3. When you reach this stage, boil up the sugar and
water to make a simple syrup. Leave to cool.
4. Strain the alcohol and lemon mixture through a
fine sieve, pressing hard against the peel with a ladle to squeeze
to get out all the goodness of the lemons. Strain again through
a cheesecloth to remove any impurities. Return to a large, clean
jar, and mix with the sugar syrup to taste. Top up with more vodka
to get the balance right between the essence of lemon, the sweetness,
and the kick of the alcohol (I don’t like Limoncello
too cloyingly sweet – it should be bright yellow, fragrant,
and deliciously powerful).
5. Leave to mature in a dark place for a further
month, then bottle into clean, attractive 50cl bottles, seal with
corks, and label with your own handmade labels.
6. To serve, bottles of Limoncello should be kept
in the freezer. Pour out ice cold servings to enjoy at the end
of a meal. Or drizzle over homemade vanilla ice cream.
Spaghetti al limone
This dish reminds me of a special time on the Sicilian
island of Alicudi a few years ago, balmy evenings enjoying simple
foods from our friend Elda's terrace, overlooking the the sea to
the pale outlines of the neighbouring islands of Filicudi, Salina,
and sometimes even Stromboli.
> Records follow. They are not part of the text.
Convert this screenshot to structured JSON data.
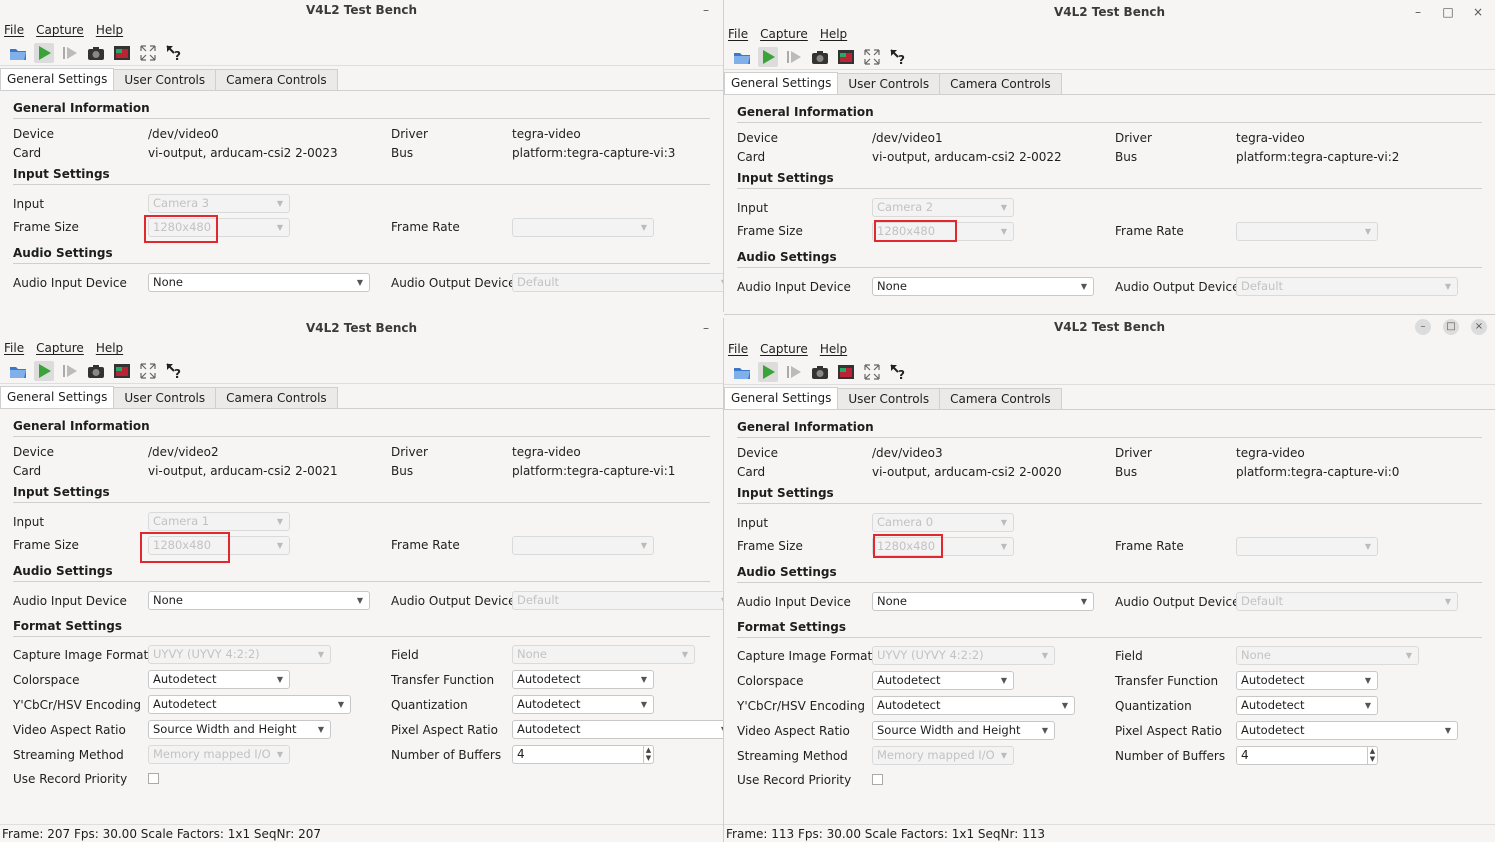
{
  "app_title": "V4L2 Test Bench",
  "menu": {
    "file": "File",
    "capture": "Capture",
    "help": "Help"
  },
  "tabs": {
    "general": "General Settings",
    "user": "User Controls",
    "camera": "Camera Controls"
  },
  "labels": {
    "general_info": "General Information",
    "device": "Device",
    "card": "Card",
    "driver": "Driver",
    "bus": "Bus",
    "input_settings": "Input Settings",
    "input": "Input",
    "frame_size": "Frame Size",
    "frame_rate": "Frame Rate",
    "audio_settings": "Audio Settings",
    "audio_in": "Audio Input Device",
    "audio_out": "Audio Output Device",
    "format_settings": "Format Settings",
    "capture_formats": "Capture Image Formats",
    "field": "Field",
    "colorspace": "Colorspace",
    "transfer": "Transfer Function",
    "ycbcr": "Y'CbCr/HSV Encoding",
    "quantization": "Quantization",
    "video_aspect": "Video Aspect Ratio",
    "pixel_aspect": "Pixel Aspect Ratio",
    "streaming": "Streaming Method",
    "buffers": "Number of Buffers",
    "record_priority": "Use Record Priority"
  },
  "values": {
    "driver": "tegra-video",
    "frame_size": "1280x480",
    "audio_in": "None",
    "audio_out": "Default",
    "capture_format": "UYVY (UYVY 4:2:2)",
    "field": "None",
    "autodetect": "Autodetect",
    "video_aspect": "Source Width and Height",
    "streaming": "Memory mapped I/O",
    "buffers": "4"
  },
  "windows": {
    "tl": {
      "device": "/dev/video0",
      "card": "vi-output, arducam-csi2 2-0023",
      "bus": "platform:tegra-capture-vi:3",
      "input": "Camera 3"
    },
    "tr": {
      "device": "/dev/video1",
      "card": "vi-output, arducam-csi2 2-0022",
      "bus": "platform:tegra-capture-vi:2",
      "input": "Camera 2"
    },
    "bl": {
      "device": "/dev/video2",
      "card": "vi-output, arducam-csi2 2-0021",
      "bus": "platform:tegra-capture-vi:1",
      "input": "Camera 1",
      "status": "Frame: 207 Fps: 30.00 Scale Factors: 1x1 SeqNr: 207"
    },
    "br": {
      "device": "/dev/video3",
      "card": "vi-output, arducam-csi2 2-0020",
      "bus": "platform:tegra-capture-vi:0",
      "input": "Camera 0",
      "status": "Frame: 113 Fps: 30.00 Scale Factors: 1x1 SeqNr: 113"
    }
  },
  "icons": [
    "open-icon",
    "play-icon",
    "step-icon",
    "snapshot-icon",
    "video-window-icon",
    "fullscreen-icon",
    "whats-this-icon"
  ],
  "colors": {
    "highlight": "#e0282e",
    "play": "#3aa33a",
    "open": "#3a78c8"
  }
}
The lemons we'd use would be picked
fresh from a tree in the garden. Here in Topsham, we may not quite
have that luxury, but the view across the wide stretches of the
Exe estuary and Exminster marshes to the Haldon Hills is no less
1 lb spaghetti
3 tablespoons extra virgin olive oil
1 clove garlic, peeled but left whole
1 whole dried peperoncino
1/2 bottle dry white Italian wine (preferably Sicilian)
3 unwaxed lemons, juice and zest
Handful of freshly and finely chopped flat leaf parsley
Salt and freshly ground black pepper
1. Bring a large pot of salted water to the boil.
2. Meanwhile, in a wok, heat the olive oil over a
moderate flame. Add the whole garlic clove and the whole peperoncino,
and sauté briefly
for five minutes of so, until the garlic just begins to take on
colour and the chili to release its oils. Remove and discard. Add
the white wine to the flavoured olive oil, and reduce by half over
a brisk flame. Reduce the heat, add the lemon juice and about half
the lemon zest. Keep the sauce at a bare simmer.
3. Cook the spaghetti until al
dente. Drain and toss
in the wok, together with the remaining lemon zest and finely chopped
parsley; season with salt and plenty of coarsely ground black pepper.
Serve at once.
Suggested wine: Something simple
and forthright, like our excellent and inexpensive house white
Statua Sicilian bianco, a perfect easy-drinking wine for summer.